S. Fantoni-Quinton, P. Frimat Archives des Maladies Professionnelles et de l’Environnement, 2011, vol.72 n°5, pp.464-472. Bibliographie.
Une des clés indispensables à la prévention des risques professionnels différés réside dans la traçabilité des expositions que les salariés ont vécues pendant leur vie de travail. Depuis 2011, l’exposition à certains risques professionnels est considérée comme facteur de pénibilité justifiant dans certains cas un mécanisme de compensation (retraite anticipée par exemple).

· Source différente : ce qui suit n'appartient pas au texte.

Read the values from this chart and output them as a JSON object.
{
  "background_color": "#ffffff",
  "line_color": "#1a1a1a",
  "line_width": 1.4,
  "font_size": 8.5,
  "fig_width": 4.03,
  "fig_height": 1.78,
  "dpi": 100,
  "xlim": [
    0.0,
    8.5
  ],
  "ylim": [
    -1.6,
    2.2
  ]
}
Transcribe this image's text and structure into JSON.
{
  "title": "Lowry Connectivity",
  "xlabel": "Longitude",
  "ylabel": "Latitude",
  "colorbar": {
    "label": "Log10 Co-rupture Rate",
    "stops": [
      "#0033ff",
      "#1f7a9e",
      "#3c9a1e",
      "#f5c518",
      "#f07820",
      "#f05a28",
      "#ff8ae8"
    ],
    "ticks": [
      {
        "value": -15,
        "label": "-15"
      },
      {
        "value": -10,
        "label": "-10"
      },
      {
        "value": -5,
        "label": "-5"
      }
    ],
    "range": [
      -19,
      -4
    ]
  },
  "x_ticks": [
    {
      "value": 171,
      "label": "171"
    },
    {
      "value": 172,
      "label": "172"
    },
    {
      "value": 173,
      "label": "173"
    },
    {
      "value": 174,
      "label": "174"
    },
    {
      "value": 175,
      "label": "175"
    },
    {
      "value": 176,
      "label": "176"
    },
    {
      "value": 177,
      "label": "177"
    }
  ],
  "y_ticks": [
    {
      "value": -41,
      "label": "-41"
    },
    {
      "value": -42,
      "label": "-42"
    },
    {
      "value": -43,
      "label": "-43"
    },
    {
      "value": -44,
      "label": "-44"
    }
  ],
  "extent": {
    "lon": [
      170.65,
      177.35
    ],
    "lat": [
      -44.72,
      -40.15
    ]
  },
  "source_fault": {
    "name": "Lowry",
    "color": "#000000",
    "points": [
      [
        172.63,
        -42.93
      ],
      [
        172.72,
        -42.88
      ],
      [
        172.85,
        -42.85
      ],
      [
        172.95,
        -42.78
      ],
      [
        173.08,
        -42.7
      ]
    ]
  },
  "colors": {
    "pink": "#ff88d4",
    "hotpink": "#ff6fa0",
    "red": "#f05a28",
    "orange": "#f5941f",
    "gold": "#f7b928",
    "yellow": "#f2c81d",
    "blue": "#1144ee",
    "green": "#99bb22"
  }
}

La traçabilité correspond à l’aptitude à retrouver l’historique, l’utilisation ou la localisation d’une entité au moyen d’identifications enregistrées et fait appel à des outils de traçabilité collective et/ou individuelle. Les enjeux de cette démarche de traçabilité sont à la fois de prévention mais aussi de réparation médico-légale (maladies professionnelles).

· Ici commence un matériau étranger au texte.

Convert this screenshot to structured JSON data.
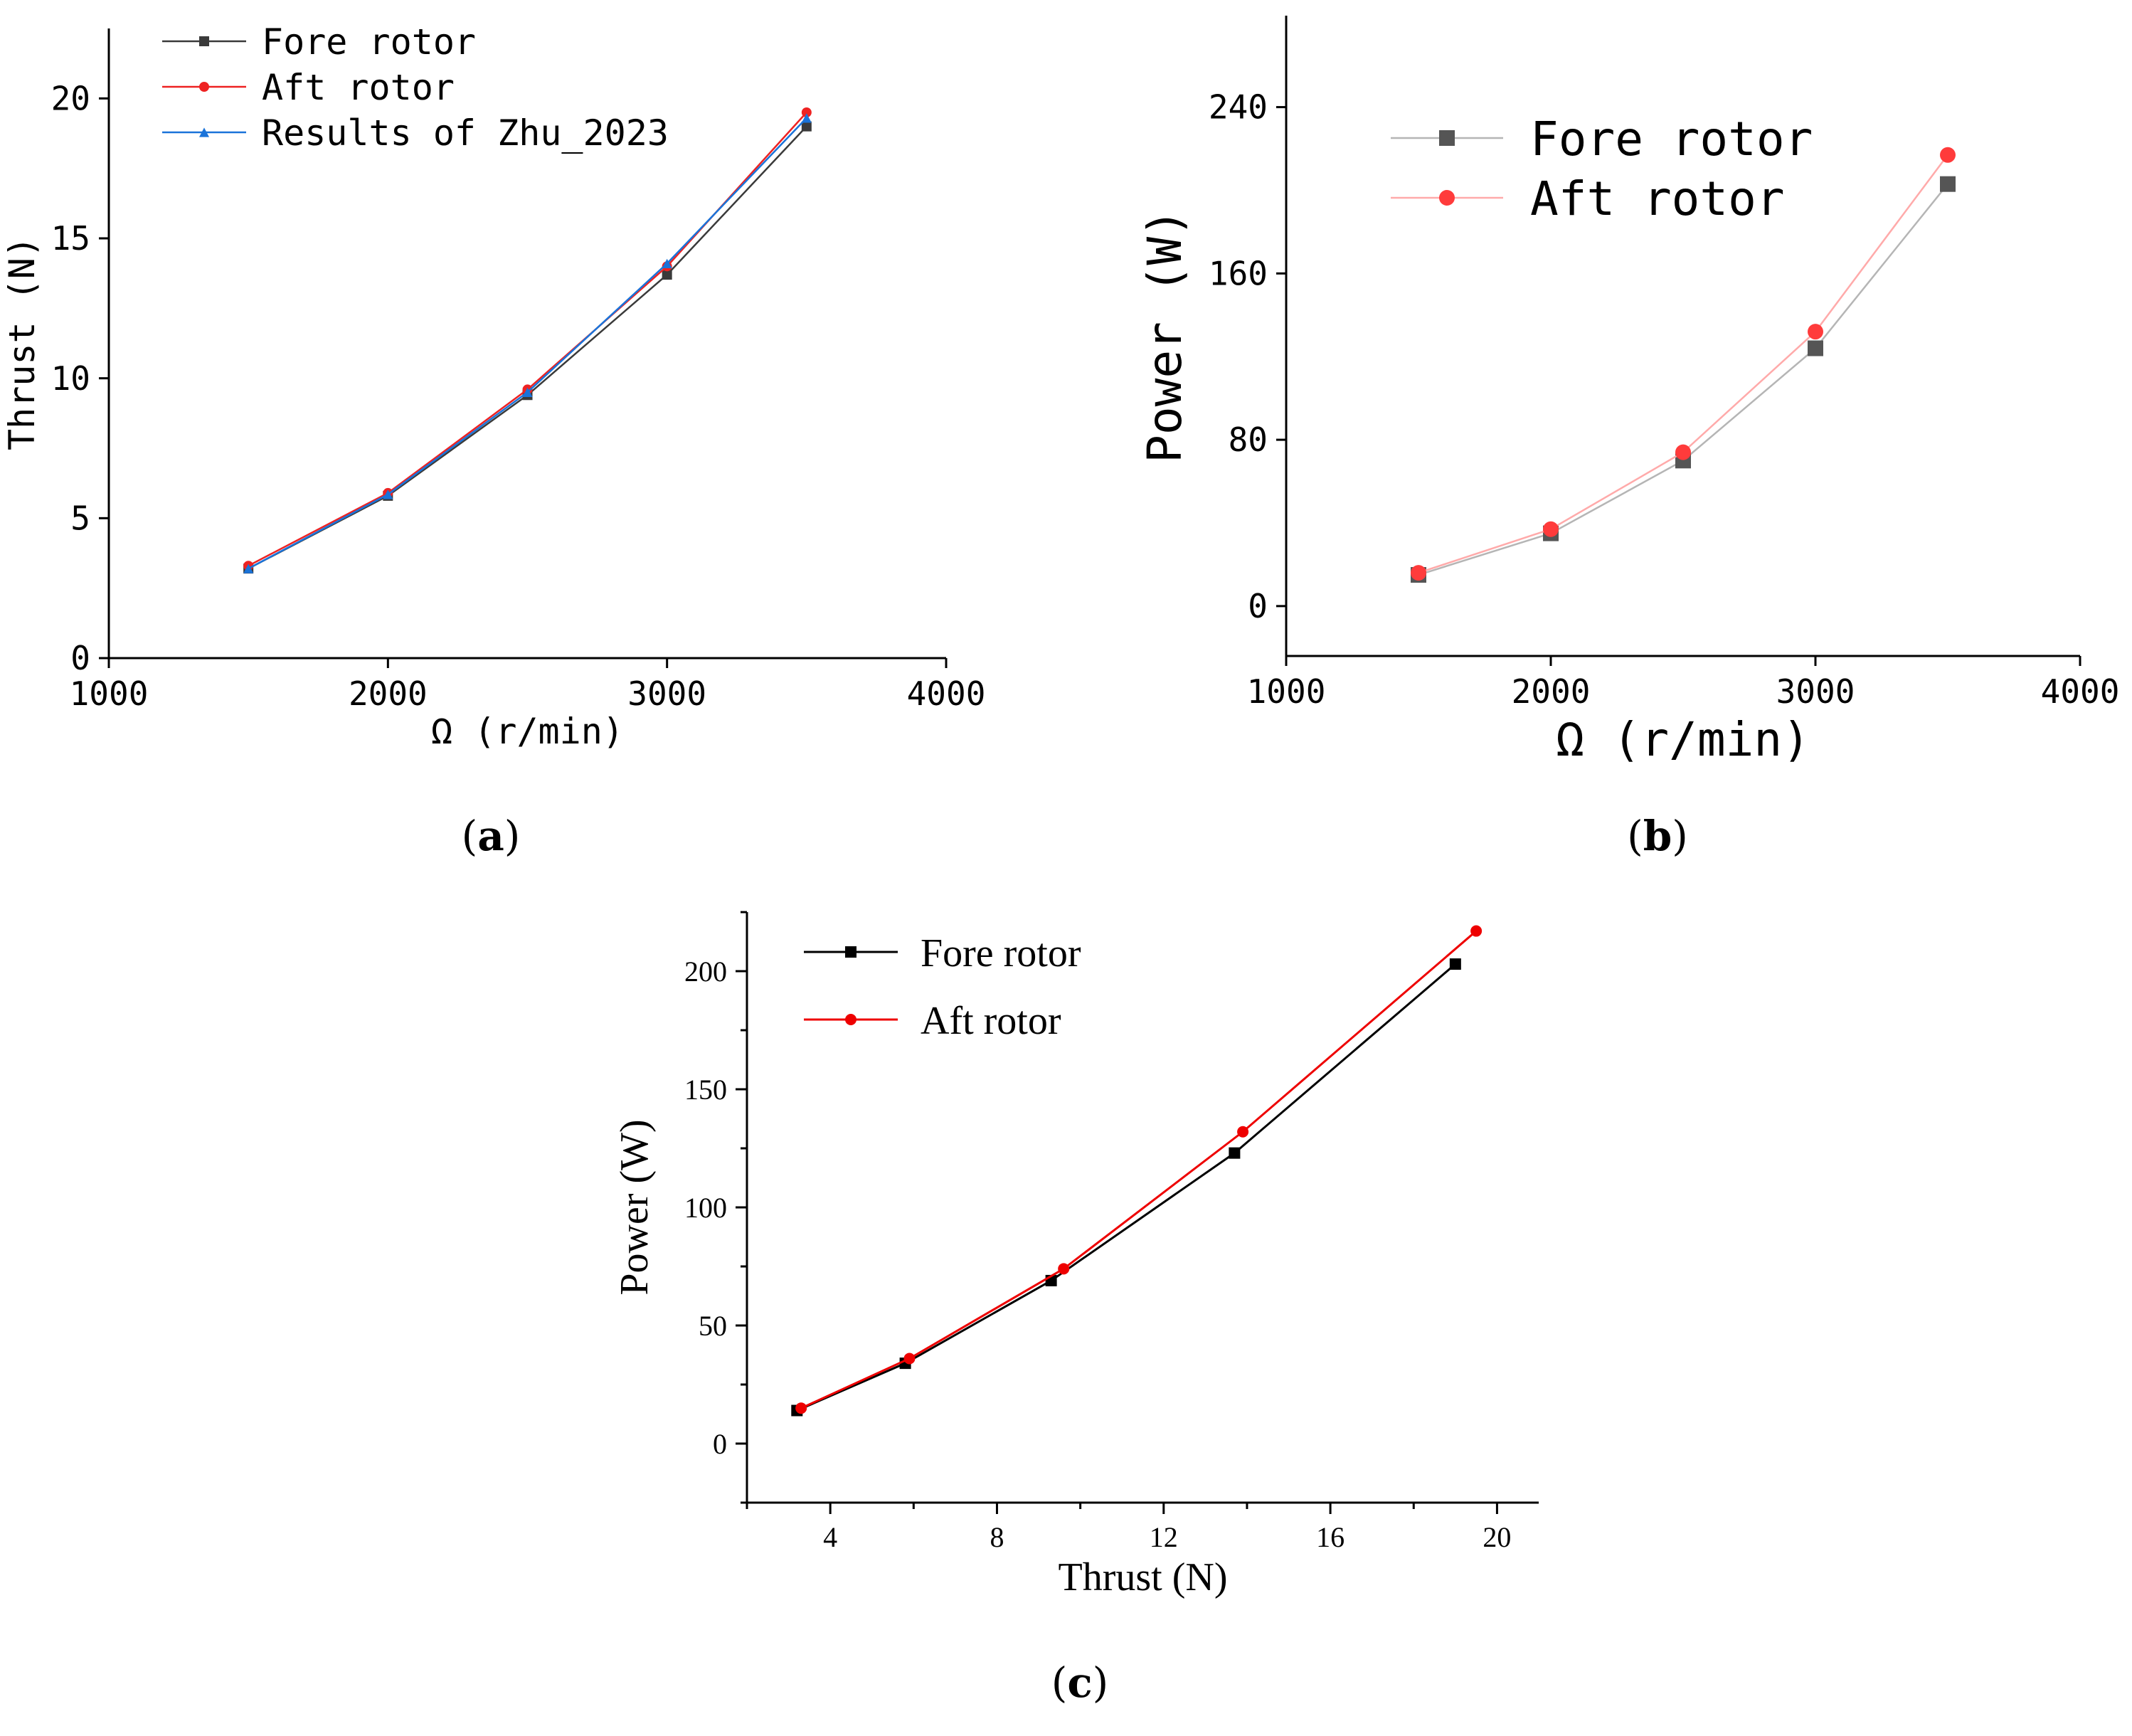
{
  "chart_data": [
    {
      "id": "a",
      "type": "line",
      "panel_label": "a",
      "xlabel": "Ω (r/min)",
      "ylabel": "Thrust (N)",
      "xlim": [
        1000,
        4000
      ],
      "ylim": [
        0,
        22.5
      ],
      "xticks": [
        1000,
        2000,
        3000,
        4000
      ],
      "yticks": [
        0,
        5,
        10,
        15,
        20
      ],
      "legend_position": "top-left",
      "series": [
        {
          "name": "Fore rotor",
          "color": "#3a3a3a",
          "marker": "square",
          "x": [
            1500,
            2000,
            2500,
            3000,
            3500
          ],
          "values": [
            3.2,
            5.8,
            9.4,
            13.7,
            19.0
          ]
        },
        {
          "name": "Aft rotor",
          "color": "#ee2222",
          "marker": "circle",
          "x": [
            1500,
            2000,
            2500,
            3000,
            3500
          ],
          "values": [
            3.3,
            5.9,
            9.6,
            14.0,
            19.5
          ]
        },
        {
          "name": "Results of Zhu_2023",
          "color": "#1a73d9",
          "marker": "triangle",
          "x": [
            1500,
            2000,
            2500,
            3000,
            3500
          ],
          "values": [
            3.2,
            5.85,
            9.5,
            14.1,
            19.3
          ]
        }
      ]
    },
    {
      "id": "b",
      "type": "line",
      "panel_label": "b",
      "xlabel": "Ω (r/min)",
      "ylabel": "Power (W)",
      "xlim": [
        1000,
        4000
      ],
      "ylim": [
        -24,
        284
      ],
      "xticks": [
        1000,
        2000,
        3000,
        4000
      ],
      "yticks": [
        0,
        80,
        160,
        240
      ],
      "legend_position": "top-left",
      "series": [
        {
          "name": "Fore rotor",
          "color": "#555555",
          "line_color": "#b5b5b5",
          "marker": "square",
          "x": [
            1500,
            2000,
            2500,
            3000,
            3500
          ],
          "values": [
            15,
            35,
            70,
            124,
            203
          ]
        },
        {
          "name": "Aft rotor",
          "color": "#ff3b3b",
          "line_color": "#ffaaaa",
          "marker": "circle",
          "x": [
            1500,
            2000,
            2500,
            3000,
            3500
          ],
          "values": [
            16,
            37,
            74,
            132,
            217
          ]
        }
      ]
    },
    {
      "id": "c",
      "type": "line",
      "panel_label": "c",
      "xlabel": "Thrust (N)",
      "ylabel": "Power (W)",
      "xlim": [
        2,
        21
      ],
      "ylim": [
        -25,
        225
      ],
      "xticks": [
        4,
        8,
        12,
        16,
        20
      ],
      "yticks": [
        0,
        50,
        100,
        150,
        200
      ],
      "legend_position": "top-left",
      "series": [
        {
          "name": "Fore rotor",
          "color": "#000000",
          "marker": "square",
          "x": [
            3.2,
            5.8,
            9.3,
            13.7,
            19.0
          ],
          "values": [
            14,
            34,
            69,
            123,
            203
          ]
        },
        {
          "name": "Aft rotor",
          "color": "#ee0000",
          "marker": "circle",
          "x": [
            3.3,
            5.9,
            9.6,
            13.9,
            19.5
          ],
          "values": [
            15,
            36,
            74,
            132,
            217
          ]
        }
      ]
    }
  ]
}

La démarche de traçabilité engage la responsabilité de l’employeur mais aussi celle de l’équipe de santé au travail que ce soit sur le plan éthique, social, civil ou pénal.
Obligatoire depuis 2001, le document unique d’évaluation des risques a vocation de présenter un inventaire des risques identifiés dans chaque unité de travail de l’entreprise ou de l’établissement en les identifiant et les classant. Son objectif est de définir des actions de prévention prioritaires avec un calendrier de réalisation des actions correctives visant à éviter ou à réduire ces risques ; ce document sera actualisé chaque année.
Depuis 2010, le Code du travail impose à l’employeur de réaliser une fiche d’exposition en cas d’exposition à certains facteurs de risques professionnels déterminés par décret et liés à des contraintes physiques marquées, à un environnement physique agressif ou à certains rythmes de travail susceptibles de laisser des traces durables identifiables et irréversibles sur sa santé, fiche qui n’était auparavant obligatoire qu’en cas d’exposition à des agents classés cancérogènes, mutagènes et toxiques pour la reproduction. Ce document pourrait permettre de constituer le support d’une traçabilité tant individuelle que collective. Mais cette obligation n’est pas systématiquement exécutée ni transmise de façon correcte et il n’est pas prévu de compilation de ces données sur le plan collectif pouvant aider à constituer actuellement un support d’une traçabilité collective.
De même, la déclaration obligatoire des postes de travail dangereux, par l’employeur auprès de la caisse primaire d’assurance maladie et de l’inspecteur du travail, n’est qu’exceptionnellement faite et ne peut donc constituer un support de traçabilité des expositions professionnelles.
Ce système de traçabilité semblant paralysé, le législateur a t-il voulu transférer une partie des obligations sur les équipes de santé au travail ?
La loi vient de marquer un tournant décisif en la matière et dorénavant et quel que soit le support utilisé, le dossier médical de santé au travail devra constituer un support de cette traçabilité, c’est à dire que seront notés : la nature, les périodes d’exposition, la fréquence et les niveaux d’exposition, la date et les résultats des contrôles d’exposition.
Sur le plan civil, le défaut de traçabilité peut engager, pour l’employeur, la responsabilité sans faute dès lors qu’un dommage lui est rattachable (avec le risque de faute inexcusable). Dans le cadre de son exercice salarié, la responsabilité civile du médecin du travail, est quant à elle, celle de son employeur.
Sur le plan pénal, en cas de manquement aux obligations de traçabilité, l’employeur peut être condamné, même sans dommage, sur la base du Code du travail ; en cas de blessure ou d’homicide involontaire, l’employeur comme le médecin du travail peuvent, être condamnés pour négligence ou imprudence.